According to Wikipedia,
The commonly used form [I presume this refers to Zion] is based on German orthography, where z is always pronounced [t͡s]
Is that true? A footnote leads to Dixon (1853: 132) which does not mention German:
Whether from a wish to be unlike the [Catholic] church, which they had abandoned, even in this slight matter, or from an anxiety to exhibit their acquaintance with the Hebrew text, the first Reformers, in their translations of the bible, rejected the established orthography of the scripture names, substituting for it another, which was modelled upon the Masoretic reading of the Hebrew text. Hence has arisen such a frequent discrepancy between Catholic and Protestant bibles - and of course between Catholic and Protestant writers - in the spelling of these names. The Catholic will say Elias, Eliseus, Sion, whilst the Protestant, following his bible, will say Elijah, Elisha, Zion, and so of a vast number of names of persons and places [...] However, James [...] had still sense enough to perceive that if the principle of the Reformers, in this particular, were fully carried out, it would make their translation ridiculous in the eyes of the people, who, perhaps, would be even provoked to laughter at hearing of the five books of Mosheh, the strength of Shimshon, or the wisdom of Shelomoh. Now the translators, as far as the principle, which guided them in this matter, was concerned, had just the same right, and no more, to change Elias into Elijah, and Josaphat into Jehosaphat, that they had to change Moses into Mosheh, Samson into Shimsohn [sic], or Solomon into Shelomoh : but the reader now understands why James thought fit to limit the operation of their principle.

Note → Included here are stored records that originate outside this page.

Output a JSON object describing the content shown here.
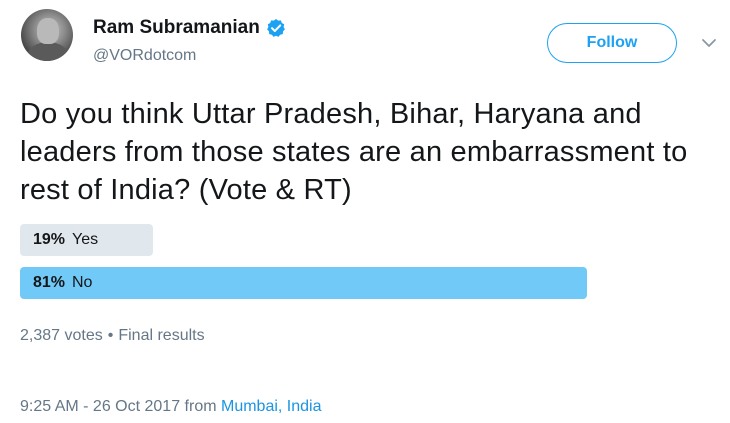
{
  "author": {
    "display_name": "Ram Subramanian",
    "handle": "@VORdotcom",
    "verified": true
  },
  "follow_button": {
    "label": "Follow"
  },
  "tweet": {
    "text": "Do you think Uttar Pradesh, Bihar, Haryana and leaders from those states are an embarrassment to rest of India? (Vote & RT)"
  },
  "poll": {
    "options": [
      {
        "percent_label": "19%",
        "label": "Yes",
        "fraction": 0.19,
        "winner": false
      },
      {
        "percent_label": "81%",
        "label": "No",
        "fraction": 0.81,
        "winner": true
      }
    ],
    "votes_label": "2,387 votes",
    "separator": "•",
    "status": "Final results"
  },
  "timestamp": {
    "time_date": "9:25 AM - 26 Oct 2017 from",
    "place": "Mumbai, India"
  },
  "colors": {
    "accent": "#1da1f2",
    "winner_bar": "#71c9f8",
    "loser_bar": "#e1e8ed",
    "secondary_text": "#657786"
  }
}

So it seems that only less common names were changed to be closer to Hebrew. But I still don't know if the choice of z for צ <ṣ> was due to German influence. (How old is the affricate pronunciation of צ <ṣ>?)
Are Dutch and Danish (but not Norwegian or Swedish) Zion due to German influence even though z is not [ts] in those languages? (Danish also has Sion like its sister Scandinavian languages.)
Is 'Zion' really Zion in Haitian Creole even though it is Sion in French?